Diagnosis of anal fissure

Anal fissure is diagnosed by a pediatric proctologist or surgeon.
Even when parents first contact a doctor, a specialist may suspect the presence of this disease. The doctor pays attention to the child’s characteristic complaints, the influence of provoking factors, and the history of the development of the pathological process. A digital rectal examination is required to make a definitive diagnosis. However, in order not to cause psycho-emotional discomfort in the presence of severe pain, the doctor may first limit himself to a simple examination of the anal area. Sometimes the defect can be identified immediately.

If a rectal examination is not performed immediately, it will be postponed to the next visit. The fact is that anal fissures are often a consequence of other proctological diseases, which may not be diagnosed without a full examination. This means that the pathology of the rectum will steadily progress.

To comprehensively assess the patient’s condition, the following tests are performed:

  • General blood and urine analysis. Allows you to identify concomitant diseases, primarily anemia, inflammation.
  • Coprogram is a microscopic analysis of feces, which is especially important if dysfunction of other parts of the gastrointestinal tract is suspected.
  • Blood chemistry. Detects metabolic changes in the body.
  • Ultrasound of the abdominal organs. Detects abnormalities in the development of internal organs.
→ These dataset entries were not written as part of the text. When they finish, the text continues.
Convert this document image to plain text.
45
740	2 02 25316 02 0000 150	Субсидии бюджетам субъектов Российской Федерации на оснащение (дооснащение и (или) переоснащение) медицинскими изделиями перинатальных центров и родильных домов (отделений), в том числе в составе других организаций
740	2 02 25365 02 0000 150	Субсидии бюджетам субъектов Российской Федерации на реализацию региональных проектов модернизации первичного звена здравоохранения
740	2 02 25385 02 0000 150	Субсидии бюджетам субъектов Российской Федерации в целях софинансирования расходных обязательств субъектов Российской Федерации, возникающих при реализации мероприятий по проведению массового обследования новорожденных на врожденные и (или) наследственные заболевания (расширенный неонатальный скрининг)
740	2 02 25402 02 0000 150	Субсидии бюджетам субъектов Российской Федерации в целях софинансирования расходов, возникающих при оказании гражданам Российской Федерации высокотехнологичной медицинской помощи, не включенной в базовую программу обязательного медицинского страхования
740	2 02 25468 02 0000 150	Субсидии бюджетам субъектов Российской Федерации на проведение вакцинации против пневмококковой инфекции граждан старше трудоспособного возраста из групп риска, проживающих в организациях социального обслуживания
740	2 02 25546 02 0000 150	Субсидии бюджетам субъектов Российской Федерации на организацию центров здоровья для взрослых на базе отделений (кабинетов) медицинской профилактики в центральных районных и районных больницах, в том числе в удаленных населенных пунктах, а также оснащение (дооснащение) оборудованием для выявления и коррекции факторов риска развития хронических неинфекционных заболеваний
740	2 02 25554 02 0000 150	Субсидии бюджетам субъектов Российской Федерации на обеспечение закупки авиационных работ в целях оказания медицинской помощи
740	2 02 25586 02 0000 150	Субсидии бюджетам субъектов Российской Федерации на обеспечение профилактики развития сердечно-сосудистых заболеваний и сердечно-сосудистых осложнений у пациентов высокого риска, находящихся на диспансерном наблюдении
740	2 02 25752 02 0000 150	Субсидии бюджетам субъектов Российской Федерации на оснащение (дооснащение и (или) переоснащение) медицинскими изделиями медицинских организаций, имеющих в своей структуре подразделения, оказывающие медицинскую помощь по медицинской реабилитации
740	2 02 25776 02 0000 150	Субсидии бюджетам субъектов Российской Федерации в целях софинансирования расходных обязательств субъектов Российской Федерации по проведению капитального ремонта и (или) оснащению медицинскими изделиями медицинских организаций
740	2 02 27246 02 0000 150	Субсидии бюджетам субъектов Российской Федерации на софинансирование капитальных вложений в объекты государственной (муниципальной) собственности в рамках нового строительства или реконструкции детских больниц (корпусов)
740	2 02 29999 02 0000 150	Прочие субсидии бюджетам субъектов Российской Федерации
If a concomitant pathology is identified, its treatment is carried out in parallel, which helps to avoid recurrence of the anal fissure.

Treatment of anal fissure

Anal fissure in children is a disease that in the early stages of its development responds well to conservative treatment. Surgery may be indicated only if drug therapy is ineffective or the process is long-term and chronic, when a ridge of dense scar tissue forms around the crack, interfering with healing.

Conservative treatment

A key aspect of effective treatment of anal fissure in children at an early stage of the disease is the correction of diet and water balance.
This allows you to soften the stool and prevent re-traumatization of the mucous membrane. It is recommended to temporarily exclude fatty and fried foods from the diet and reduce the amount of meat consumed. It is worth increasing the amount of fruits and vegetables that are rich in fiber. Coarse fiber attracts liquid, increases the volume of stool and thereby helps normalize stool. In addition to diet correction, the proctologist prescribes the following groups of medications:

  • Mild laxatives (if constipated).
  • Healing ointments and creams, suppositories.
  • Anti-inflammatory suppositories.

To cleanse the intestines and eliminate the local inflammatory process, it is recommended that the child take baths with chamomile decoction for 2-5 days. The water temperature is about 37°C. If a child has anemia due to minor bleeding, the doctor prescribes iron supplements, vitamin B 12, and folic acid.

Surgery

Surgical excision of anal fissure in children is performed when conservative treatment methods are ineffective.
It is indicated for the chronic form of the disease and is practiced mainly in adolescence, when the process has turned from acute to chronic. The essence of the operation is the excision of pathological scar tissue and the crack itself with further suturing of the defect. After this, the patient receives standard conservative therapy aimed at stabilizing the stool and healing the postoperative wound.